Friday, March 19, 2010

Sacred Sites

In 2002 my employer gave me the responsibility of creating a 40-minute video that could be used to help customers become more familiar with our products. After the filming was complete, the next step was to spend a few afternoons in the filmmaker's studio, editing scenes and providing the voice-over. During one of these sessions, I met another client who happened to be in the studio. He was from Sedona and introduced himself as a photographer, world traveler, anthropologist, and "religious pilgrim." He said he traveled the globe photographing what he called "sacred sites" -- places and monuments regarded as sacred by the local residents because of mystical origins, ancient legends, or unexplainable manifestations that had reportedly occurred there.

When he mentioned that he'd traveled extensively in South America I told him I'd spent two years in Argentina. "What were you doing there?" he asked. When I said I'd served as a missionary for my church, he reacted with a smirk, and somehow I knew that he knew which church I meant, for he'd obviously encountered LDS missionaries in his travels.

As the discussion continued I learned that he had a website devoted to the sites he'd photographed along with details about the sacred traditions and legends associated with them.
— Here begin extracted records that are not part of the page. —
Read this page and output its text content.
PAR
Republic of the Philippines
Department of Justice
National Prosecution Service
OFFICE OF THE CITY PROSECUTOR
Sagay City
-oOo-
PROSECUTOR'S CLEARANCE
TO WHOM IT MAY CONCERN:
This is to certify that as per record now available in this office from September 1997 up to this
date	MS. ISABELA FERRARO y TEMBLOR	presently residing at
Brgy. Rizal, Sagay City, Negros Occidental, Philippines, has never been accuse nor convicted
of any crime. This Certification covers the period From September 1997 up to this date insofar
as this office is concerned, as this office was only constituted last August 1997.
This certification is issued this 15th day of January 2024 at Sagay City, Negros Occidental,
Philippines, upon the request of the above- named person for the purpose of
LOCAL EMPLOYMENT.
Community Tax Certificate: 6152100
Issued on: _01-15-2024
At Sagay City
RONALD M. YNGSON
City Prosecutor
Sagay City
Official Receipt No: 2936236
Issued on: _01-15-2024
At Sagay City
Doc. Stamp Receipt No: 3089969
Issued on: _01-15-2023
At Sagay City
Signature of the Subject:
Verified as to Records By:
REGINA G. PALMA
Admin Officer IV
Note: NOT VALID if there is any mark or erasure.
He was especially excited about a proposal he'd just received to do a photo book for National Geographic. It has since been published under the title "Sacred Earth."

The following day I visited his website. There I found an impressive collection of photos from all over the world -- places he decribed as having "the power to heal the body, enlighten the mind, increase creativity, develop psychic abilities, and awaken the soul to a knowing of the true purpose of life."  Anxious to see if his website included key locations considered sacred by Latter-day Saints, I entered searchwords like "Palmyra," "Cumorah," and "sacred grove." Each time my search ended with "no results found."
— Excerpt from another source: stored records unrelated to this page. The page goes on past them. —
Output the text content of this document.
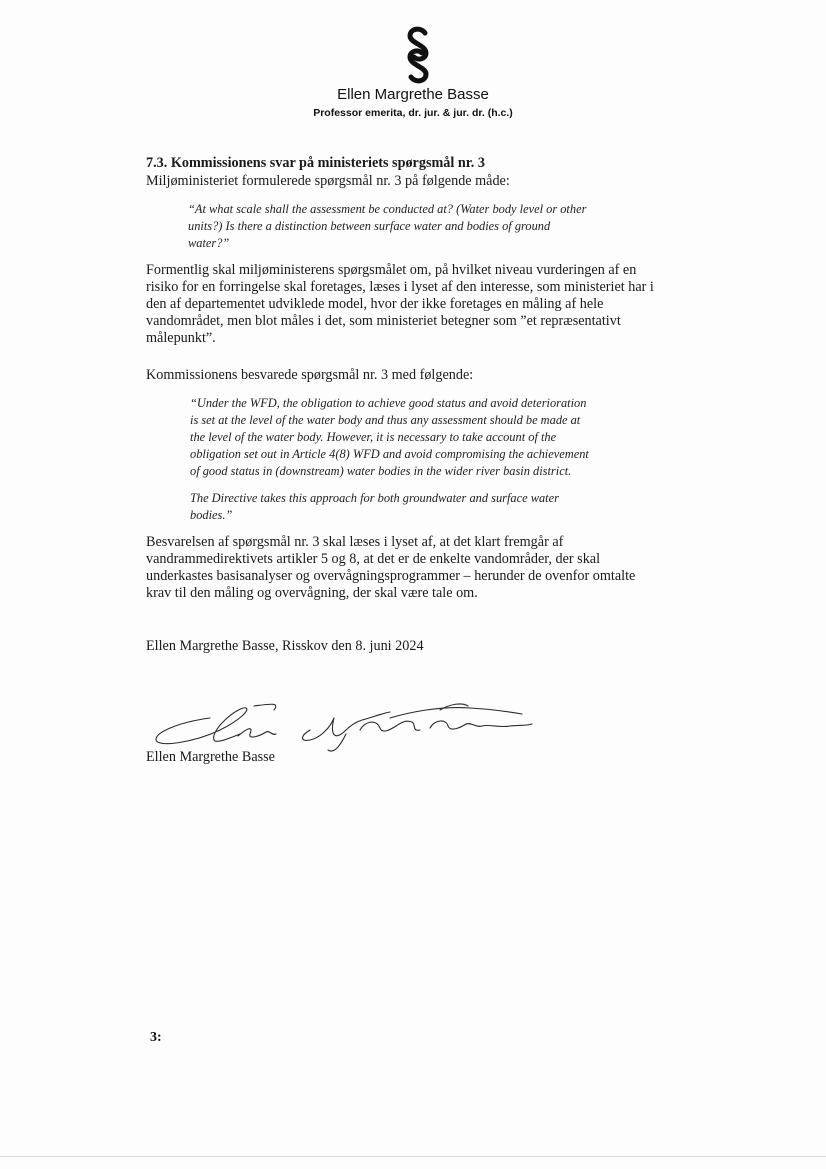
Ellen Margrethe Basse
Professor emerita, dr. jur. & jur. dr. (h.c.)
7.3. Kommissionens svar på ministeriets spørgsmål nr. 3
Miljøministeriet formulerede spørgsmål nr. 3 på følgende måde:
“At what scale shall the assessment be conducted at? (Water body level or other
units?) Is there a distinction between surface water and bodies of ground
water?”
Formentlig skal miljøministerens spørgsmålet om, på hvilket niveau vurderingen af en
risiko for en forringelse skal foretages, læses i lyset af den interesse, som ministeriet har i
den af departementet udviklede model, hvor der ikke foretages en måling af hele
vandområdet, men blot måles i det, som ministeriet betegner som ”et repræsentativt
målepunkt”.
Kommissionens besvarede spørgsmål nr. 3 med følgende:
“Under the WFD, the obligation to achieve good status and avoid deterioration
is set at the level of the water body and thus any assessment should be made at
the level of the water body. However, it is necessary to take account of the
obligation set out in Article 4(8) WFD and avoid compromising the achievement
of good status in (downstream) water bodies in the wider river basin district.
The Directive takes this approach for both groundwater and surface water
bodies.”
Besvarelsen af spørgsmål nr. 3 skal læses i lyset af, at det klart fremgår af
vandrammedirektivets artikler 5 og 8, at det er de enkelte vandområder, der skal
underkastes basisanalyser og overvågningsprogrammer – herunder de ovenfor omtalte
krav til den måling og overvågning, der skal være tale om.
Ellen Margrethe Basse, Risskov den 8. juni 2024
Ellen Margrethe Basse
3:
I decided to send him an e-mail in which I informed him of some sites in upstate New York that are regarded as sacred by many millions of Latter-day Saints throughout the world. He replied that the only places he knew of that are sacred to Latter-day Saints were our temples, and since he wasn't a member of the Church he wasn't allowed to enter.

I explained that I had other sites in mind, the most sacred being a wooded grove in the vicinity of Palmyra, for it was there, I said, that God the Father and Jesus Christ had appeared in 1820. I went on to tell him of another sacred site -- a hill known as Cumorah -- where an ancient record was revealed and delivered by the resurrected prophet who compiled that record hundreds of years earlier.

He thanked me for this information and told me he would add these two locations to his website. That was eight years ago. He hasn't added them yet. While I cannot judge his motives, I can still see that smirk on his face. But no matter -- smirks cannot alter the facts. I know through experiences stronger than sight that the events we claim occurred in those sacred locations did occur.